To evaluate the relationship between intranetwork connectivity changes as effect of the training program and cognitive performance, mean z-corrected parameters estimates extracted from the clusters of significant experimental versus control conditions differences, were correlated with behavioral variables. The subject-specific z-corrected parameter estimates spatial maps are outputs of stage 2 of the dual-regression.
The intranetwork connectivity quantified indices (mean z-corrected parameter estimates scores) calculated as a result of these procedures were then analyzed in GraphPad Prism.

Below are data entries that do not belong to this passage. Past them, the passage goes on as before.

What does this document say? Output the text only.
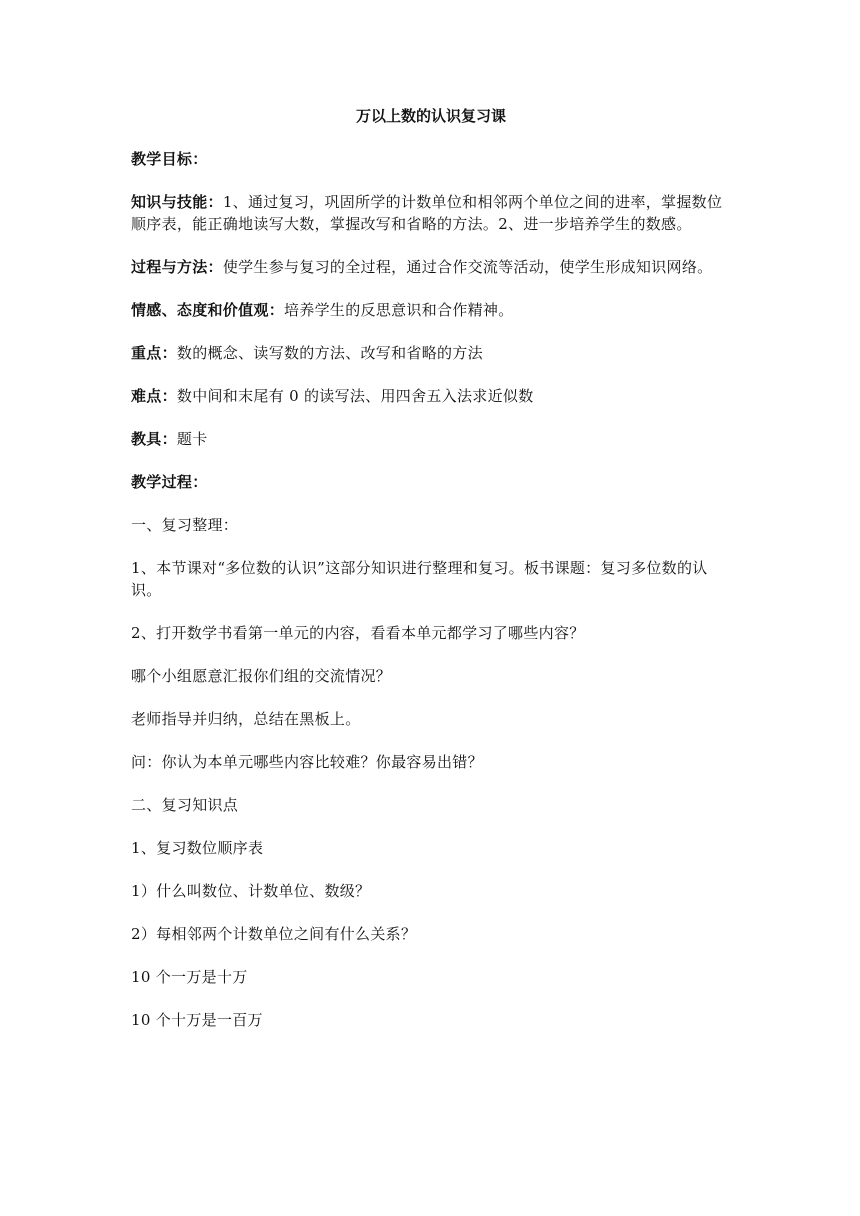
万以上数的认识复习课
教学目标：
知识与技能：1、通过复习，巩固所学的计数单位和相邻两个单位之间的进率，掌握数位顺序表，能正确地读写大数，掌握改写和省略的方法。2、进一步培养学生的数感。
过程与方法：使学生参与复习的全过程，通过合作交流等活动，使学生形成知识网络。
情感、态度和价值观：培养学生的反思意识和合作精神。
重点：数的概念、读写数的方法、改写和省略的方法
难点：数中间和末尾有 0 的读写法、用四舍五入法求近似数
教具：题卡
教学过程：
一、复习整理：
1、本节课对“多位数的认识”这部分知识进行整理和复习。板书课题：复习多位数的认识。
2、打开数学书看第一单元的内容，看看本单元都学习了哪些内容？
哪个小组愿意汇报你们组的交流情况？
老师指导并归纳，总结在黑板上。
问：你认为本单元哪些内容比较难？你最容易出错？
二、复习知识点
1、复习数位顺序表
1）什么叫数位、计数单位、数级？
2）每相邻两个计数单位之间有什么关系？
10 个一万是十万
10 个十万是一百万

Biochemistry: TNFα levels were measured from lymphocytes. Blood samples were obtained by venipuncture using EDTA-coated tubes. 2.5 ml fasting venous blood were used to obtain lymphocytes, which were separated by density gradient centrifugation (Biocoll separating solution, Biochrom GmbH). After separation, the lymphocytes were resuspended in 1ml RPMI culture media (Biochrom GmbH) and ultrasonicated. The supernatant was then aliquoted and stored at -20ºC. Due to technical problems, many of the stored probes were compromised. We were able to use PRE and POST probes from 9 subjects that underwent training and from 5 subjects in the control group. TNFα was measured in these samples using a high sensitivity ELISA kit (IBL International GmbH) with the detection limit of 0.13 pg/ml. The calculated intra-assay coefficient of variation was 8.5% and the inter-assay coefficient of variation was 9.8%. TNFα concentrations were measured using the Tecan Reader, with Magellan Reader software (Tecan Group, Ltd, Switzerland). For the calculation of results we used a 4-parameter curve.